The following article below was originally published by The New York Times:
By Jane Perlez
July 11, 2012
Mrs. Clinton at the Cooperative Orthotic and Prosthetic Enterprise Center which provides artificial limbs for victims of the Vietnam War, in Vientiane, Laos. Brendan Smialowski/Agence France-Presse — Getty Images
VIENTIANE, Laos — Secretary of State Hillary Rodham Clinton made a brief stop on her Asia tour on Wednesday in Laos, the first visit by an American secretary of state in 57 years and one that brought into stark relief the enduring legacy of the Vietnam War.
At an artificial limb center, Mrs. Clinton met a 19-year-old who lost his forearms and eyesight when a bomb, dropped by the United States Air Force during the Vietnam War and unexploded for decades, finally blew up three years ago.
The young man, Phongsavath Sonilya, gesticulated with his arm stumps as he explained to Mrs. Clinton that more than three decades after the end of the war, not enough had been done to stop the use of cluster bombs and to support those who may be injured in the future by bombs still lying unexploded in the countryside. The United States has not signed the Convention on Cluster Bombs.
The four-hour visit by Mrs. Clinton to Laos provided other reminders of the Vietnam War.

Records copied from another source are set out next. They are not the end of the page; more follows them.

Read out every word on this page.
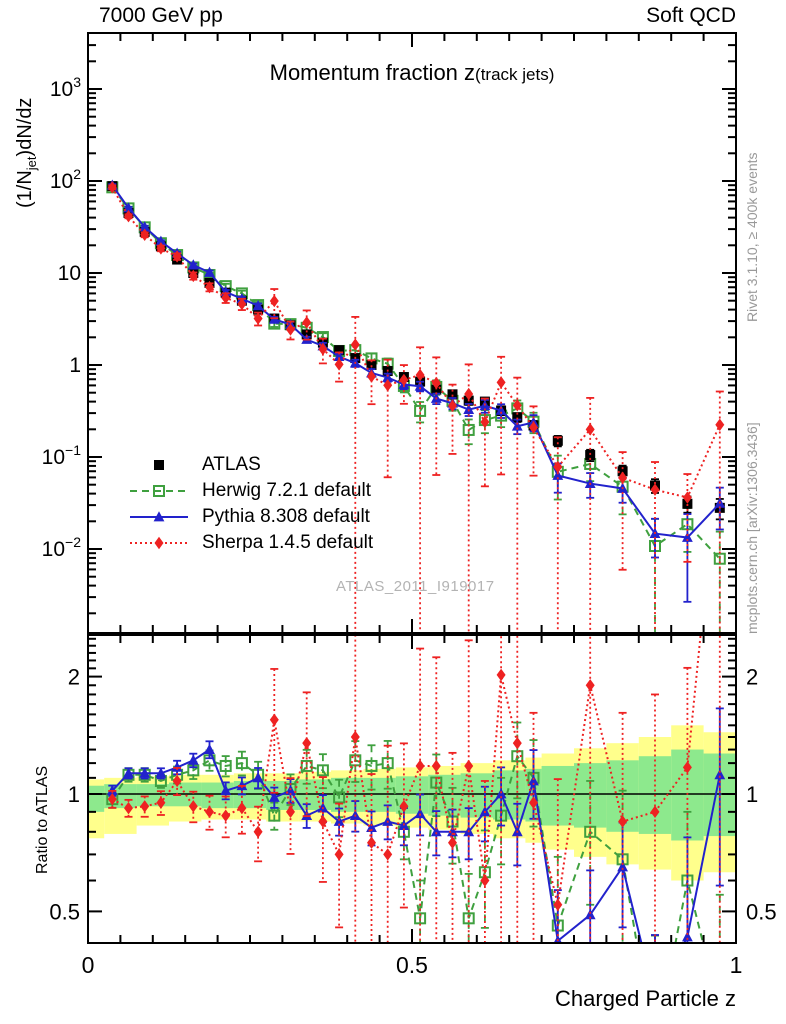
$10^3$
$10^2$
10
1
$10^{-1}$
$10^{-2}$
0.5	0.5
1	1
2	2
0	0.5	1
7000 GeV pp	Soft QCD
Momentum fraction z(track jets)
$(1/N_{jet})dN/dz$
Ratio to ATLAS
Rivet 3.1.10, ≥ 400k events
mcplots.cern.ch [arXiv:1306.3436]
Charged Particle z
ATLAS_2011_I919017
ATLAS
Herwig 7.2.1 default
Pythia 8.308 default
Sherpa 1.4.5 default
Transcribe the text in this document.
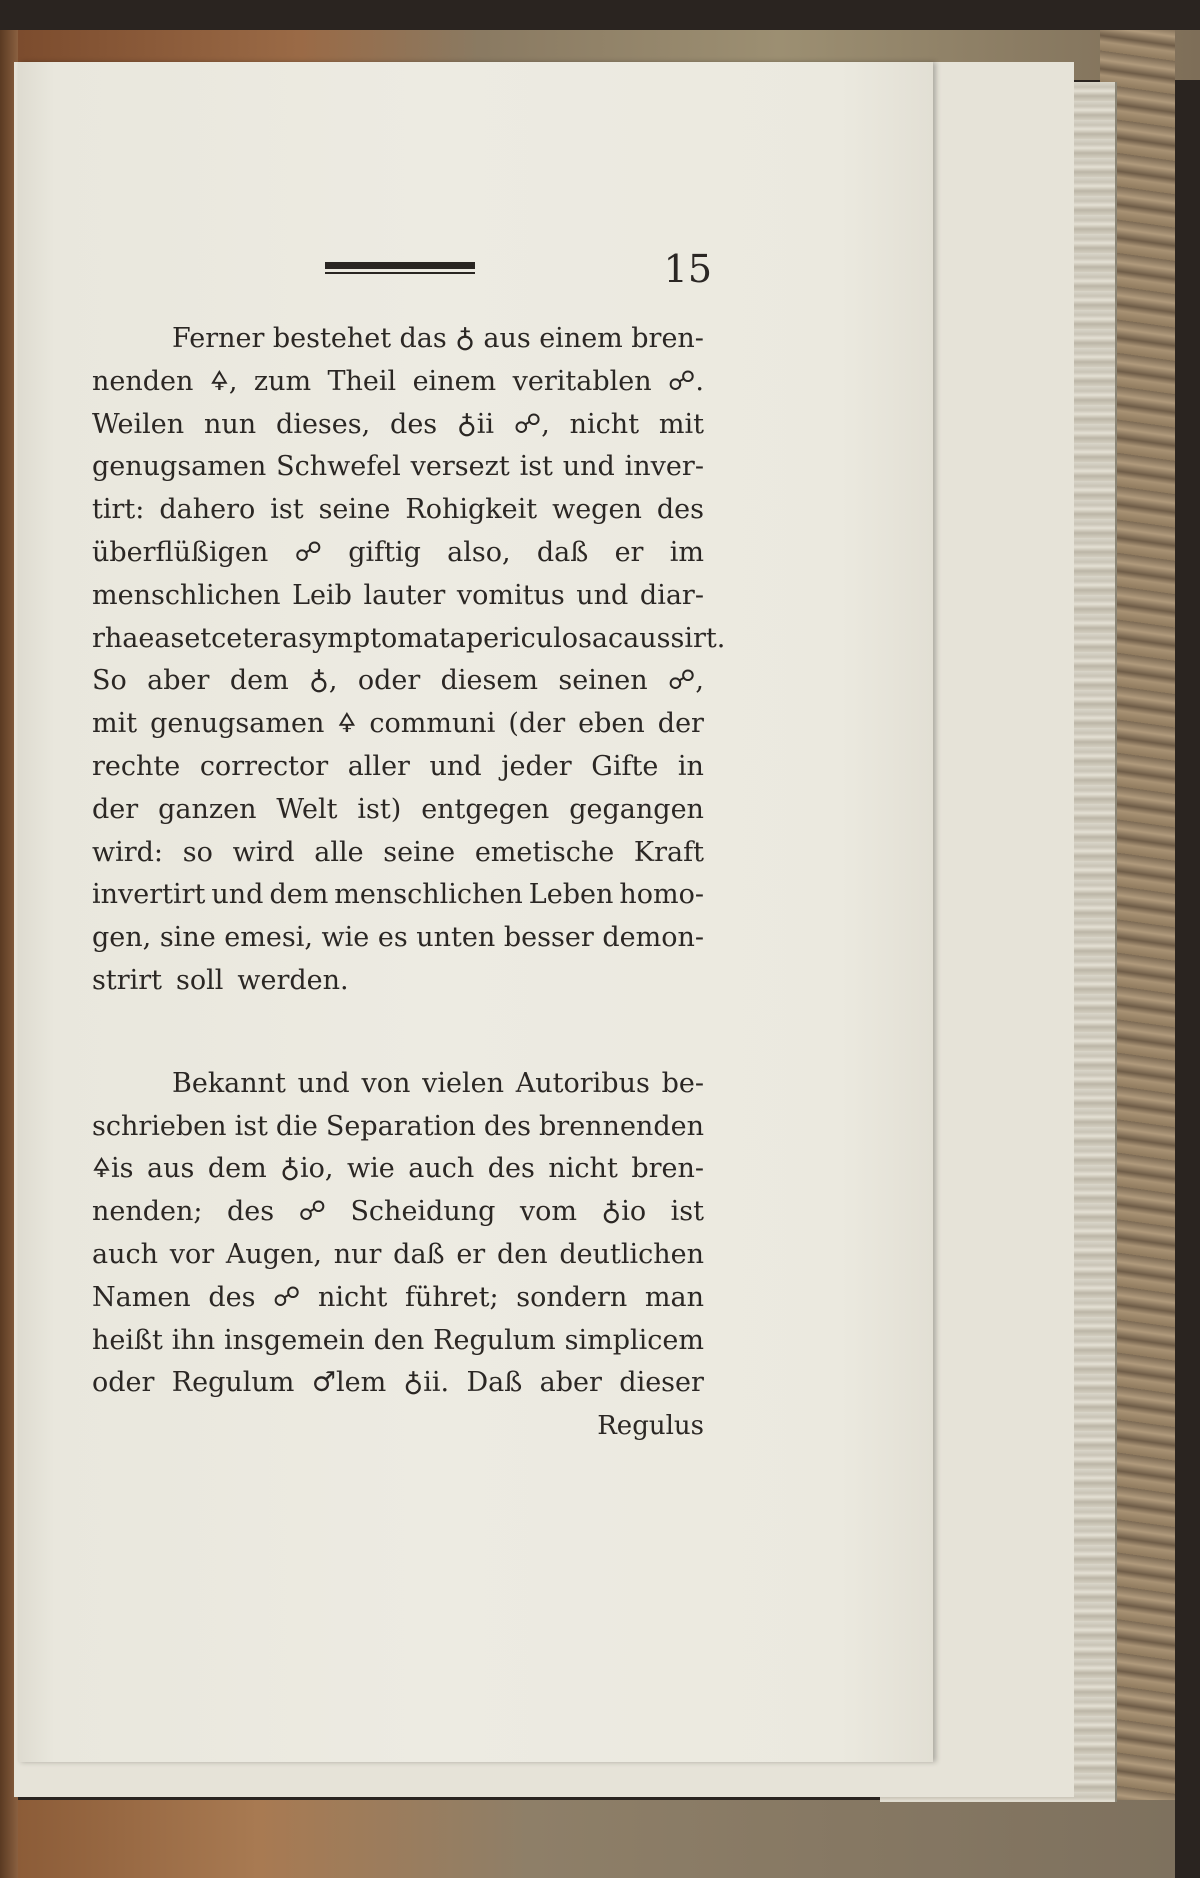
15
Ferner bestehet das ♁ aus einem bren-
nenden 🜍, zum Theil einem veritablen ☍.
Weilen nun dieses, des ♁ii ☍, nicht mit
genugsamen Schwefel versezt ist und inver-
tirt: dahero ist seine Rohigkeit wegen des
überflüßigen ☍ giftig also, daß er im
menschlichen Leib lauter vomitus und diar-
rhaeas et cetera symptomata periculosa caussirt.
So aber dem ♁, oder diesem seinen ☍,
mit genugsamen 🜍 communi (der eben der
rechte corrector aller und jeder Gifte in
der ganzen Welt ist) entgegen gegangen
wird: so wird alle seine emetische Kraft
invertirt und dem menschlichen Leben homo-
gen, sine emesi, wie es unten besser demon-
strirt soll werden.
Bekannt und von vielen Autoribus be-
schrieben ist die Separation des brennenden
🜍is aus dem ♁io, wie auch des nicht bren-
nenden; des ☍ Scheidung vom ♁io ist
auch vor Augen, nur daß er den deutlichen
Namen des ☍ nicht führet; sondern man
heißt ihn insgemein den Regulum simplicem
oder Regulum ♂lem ♁ii. Daß aber dieser
Regulus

On Wednesday Mrs. Clinton visited with Phongsavath Souliyalat, who lost his forearms and sight from a blast of an unexploded bomb. — Photo by Brendan Smialowsk
The government is run by the Communist Party, and five of the nine members of the Politburo, including the Prime Minister, Thongsing Thammavong, who met with Mrs. Clinton, are veterans of the Pathet Lao guerrilla group that supported North Vietnam against the United States. Until 1975, Vientiane, the capital, had a strong American influence. After Saigon fell, more than 1,200 Americans were evacuated from Laos when the Pathet Lao, backed by the Soviet Union, took power.
Now Laos is closely aligned with China, its biggest benefactor by far, with investments of more than $4 billion in mining, hydropower and agriculture. The Chinese built many of the main buildings in this relaxed tropical capital and are now constructing a new convention center with 50 villas for a European-Asian summit in November, a meeting that does not include the United States.
Mrs. Clinton’s visit, in keeping with the understated nature of the people, was quite subtle. When Secretary of State John Foster Dulles came here in 1955, he tried to persuade the Lao royal family to drop their neutrality in the cold war and join the American camp. Mrs. Clinton did not attempt anything as brazen, even avoiding mentioning China, though the import of her visit — to seek warmer relations between the United States and Laos — was quite clear.
There was no news conference with the prime minister, but a carefully worded statement negotiated by both sides that noted the coming entry of Laos into the World Trade Organization, and cooperation between the United States and Laos on environmental protection.
After the meeting with the prime minister, the State Department said that Laos had decided to suspend the construction of the Xayaburi dam, a project being built by Thailand to send electricity there. Neighboring countries have complained that the dam would upset the flow of the Mekong River, the main waterway of Southeast Asia.
At the center that provides artificial limbs, known as the Cooperative Orthotic and Prosthetic Enterprise, Mrs. Clinton viewed a map embedded with red dots that showed where bombs were dropped along the Ho Chi Minh Trail and on the Plain of Jars. There were more than 580,000 bombing missions by the United States Air Force, making Laos the most heavily bombed country on a per-person basis, the text said.
At the end of the war, more than 30 percent of the bombs remained unexploded, leaving Laos with a deadly problem in rural areas that persists today.
Each bomb contained about 600 bomblets, and in recent years about 100 people have been killed by unexploded ordnance, 40 percent of them children.
Rural people often scavenge for the bombs, believing the metal has value. Young children think they are toys, said Soksai Sengvongkham, the operations manager of the visitors center. As she toured the center, Mrs. Clinton asked several times why more sophisticated technology could not be used to find the bombs, which are currently located by workers with metal detectors.
There was evidence, too, of the low-cost nature of some of the homemade limbs that farmers put together using bamboo, metal tubes from bombs, and wood, while they awaited more professional limbs.
After the visit to the center, Mrs. Clinton said it was “a painful reminder of the Vietnam War era.”
“The international community will join us in our efforts to bring this legacy of the Vietnam War to a safe end,” she said.
From Laos, Mrs. Clinton flew to Phnom Penh, the capital of Cambodia, for the annual meeting of foreign ministers of the Association of Southeast Asian Nations.